The plugin maintains a “live” connection between the USD and Maya scene and can respond to various events, keeping the Maya and USD scenes in sync. This affords a dynamic user experience, which allows artists to swap in and out different representations of objects in their scene (e.g Rigs for Geometry Caches, different levels of detail etc).

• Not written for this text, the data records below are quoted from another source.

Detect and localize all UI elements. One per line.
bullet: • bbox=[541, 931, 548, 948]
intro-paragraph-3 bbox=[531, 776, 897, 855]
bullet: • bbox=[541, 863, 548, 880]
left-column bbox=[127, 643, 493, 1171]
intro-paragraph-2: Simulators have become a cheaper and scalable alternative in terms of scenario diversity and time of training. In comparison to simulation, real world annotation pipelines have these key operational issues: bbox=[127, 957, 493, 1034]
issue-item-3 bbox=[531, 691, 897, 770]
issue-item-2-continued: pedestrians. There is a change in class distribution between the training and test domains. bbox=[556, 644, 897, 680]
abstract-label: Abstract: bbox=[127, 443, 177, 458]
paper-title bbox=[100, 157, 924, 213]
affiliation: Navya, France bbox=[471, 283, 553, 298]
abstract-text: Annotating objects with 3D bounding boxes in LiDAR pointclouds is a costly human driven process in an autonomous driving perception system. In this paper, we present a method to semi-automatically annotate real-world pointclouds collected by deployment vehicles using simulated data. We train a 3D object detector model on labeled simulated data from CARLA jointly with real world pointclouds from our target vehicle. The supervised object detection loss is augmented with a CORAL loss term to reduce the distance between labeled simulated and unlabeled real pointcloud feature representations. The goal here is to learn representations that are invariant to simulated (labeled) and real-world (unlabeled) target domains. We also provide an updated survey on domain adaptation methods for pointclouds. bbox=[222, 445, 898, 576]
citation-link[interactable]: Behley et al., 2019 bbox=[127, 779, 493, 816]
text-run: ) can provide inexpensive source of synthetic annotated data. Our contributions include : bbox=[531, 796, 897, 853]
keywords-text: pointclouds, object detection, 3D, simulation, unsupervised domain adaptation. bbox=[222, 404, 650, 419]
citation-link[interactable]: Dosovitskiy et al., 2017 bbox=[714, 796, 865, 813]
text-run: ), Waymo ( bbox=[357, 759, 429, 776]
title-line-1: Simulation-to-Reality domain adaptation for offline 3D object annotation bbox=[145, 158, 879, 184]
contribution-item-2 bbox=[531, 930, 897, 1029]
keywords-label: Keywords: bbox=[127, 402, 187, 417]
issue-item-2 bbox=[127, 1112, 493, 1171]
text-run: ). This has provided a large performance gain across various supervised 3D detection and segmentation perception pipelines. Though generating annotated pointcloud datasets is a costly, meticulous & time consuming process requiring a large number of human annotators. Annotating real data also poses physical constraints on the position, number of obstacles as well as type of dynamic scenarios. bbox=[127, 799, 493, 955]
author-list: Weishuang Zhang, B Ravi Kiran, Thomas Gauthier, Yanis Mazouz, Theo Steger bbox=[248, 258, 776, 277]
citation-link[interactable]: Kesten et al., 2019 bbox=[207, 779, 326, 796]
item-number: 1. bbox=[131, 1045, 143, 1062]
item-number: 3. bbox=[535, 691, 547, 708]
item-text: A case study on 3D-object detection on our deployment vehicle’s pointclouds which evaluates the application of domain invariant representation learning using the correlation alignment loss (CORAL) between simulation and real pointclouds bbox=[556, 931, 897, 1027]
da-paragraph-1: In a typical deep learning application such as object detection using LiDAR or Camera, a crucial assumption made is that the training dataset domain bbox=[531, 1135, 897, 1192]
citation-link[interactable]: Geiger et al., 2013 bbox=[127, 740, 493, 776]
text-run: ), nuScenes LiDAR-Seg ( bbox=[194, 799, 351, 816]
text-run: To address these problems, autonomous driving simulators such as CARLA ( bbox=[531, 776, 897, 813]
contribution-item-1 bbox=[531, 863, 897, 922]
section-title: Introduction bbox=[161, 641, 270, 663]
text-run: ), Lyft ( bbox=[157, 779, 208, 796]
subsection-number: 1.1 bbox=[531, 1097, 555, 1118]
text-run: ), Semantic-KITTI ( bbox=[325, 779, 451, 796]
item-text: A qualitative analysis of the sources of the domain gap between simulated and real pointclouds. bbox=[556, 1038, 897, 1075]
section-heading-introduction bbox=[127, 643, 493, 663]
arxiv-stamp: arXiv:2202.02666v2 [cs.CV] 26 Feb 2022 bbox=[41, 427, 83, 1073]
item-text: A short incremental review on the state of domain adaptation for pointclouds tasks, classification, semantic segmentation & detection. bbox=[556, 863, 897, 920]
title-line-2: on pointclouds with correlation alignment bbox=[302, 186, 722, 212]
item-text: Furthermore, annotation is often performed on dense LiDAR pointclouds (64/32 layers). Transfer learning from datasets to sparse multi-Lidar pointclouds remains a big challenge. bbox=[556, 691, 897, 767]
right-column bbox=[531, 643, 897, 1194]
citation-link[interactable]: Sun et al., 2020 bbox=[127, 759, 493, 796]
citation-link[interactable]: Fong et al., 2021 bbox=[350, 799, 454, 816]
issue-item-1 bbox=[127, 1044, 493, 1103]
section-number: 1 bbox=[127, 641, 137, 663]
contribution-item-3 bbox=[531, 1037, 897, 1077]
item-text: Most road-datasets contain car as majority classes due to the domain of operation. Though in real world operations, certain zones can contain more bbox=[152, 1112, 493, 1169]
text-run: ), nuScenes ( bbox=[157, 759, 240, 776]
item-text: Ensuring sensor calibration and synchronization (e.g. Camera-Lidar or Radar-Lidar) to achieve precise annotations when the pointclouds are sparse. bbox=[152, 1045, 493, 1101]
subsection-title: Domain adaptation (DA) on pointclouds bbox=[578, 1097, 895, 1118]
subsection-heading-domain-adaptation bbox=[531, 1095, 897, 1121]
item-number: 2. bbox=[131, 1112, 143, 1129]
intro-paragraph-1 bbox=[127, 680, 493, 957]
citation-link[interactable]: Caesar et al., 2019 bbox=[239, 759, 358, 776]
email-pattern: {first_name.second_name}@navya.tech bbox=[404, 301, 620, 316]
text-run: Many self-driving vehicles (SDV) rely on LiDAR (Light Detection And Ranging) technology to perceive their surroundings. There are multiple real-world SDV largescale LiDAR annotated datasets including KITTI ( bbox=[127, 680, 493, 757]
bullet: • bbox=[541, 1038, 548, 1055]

Additionally, heavyweight scene elements such assets/crowds can be represented in OpenGL in the Maya viewport, and manipulated either with USD or Maya tools and UI components.
10- OPENVDB
OpenVDB is an open-source C++ software library comprising a novel hierarchical data structure and a large suite of tools for the efficient storage and manipulation of sparse volumetric data discretized on three-dimensional grids. It was developed by DreamWorks Animation for use in volumetric applications typically encountered in feature film production and it is currently maintained and developed by the Academy Software Foundation (ASWF).
The library was primarily developed by Ken Museth, Peter Cucka, Mihai Aldén, and David Hill Used in the films Rise of the Guardians (2012) and Puss in Boots (2011).
It is supported by Blender since version 2.77a released on April 6, 2016.It has Python support. It is Adopted by Cinema 4D, Houdini, RenderMan, Arnold, RealFlow, Maxwell Render, LightWave 3D‚ Modo, V-Ray, Octane Render, and 3Delight.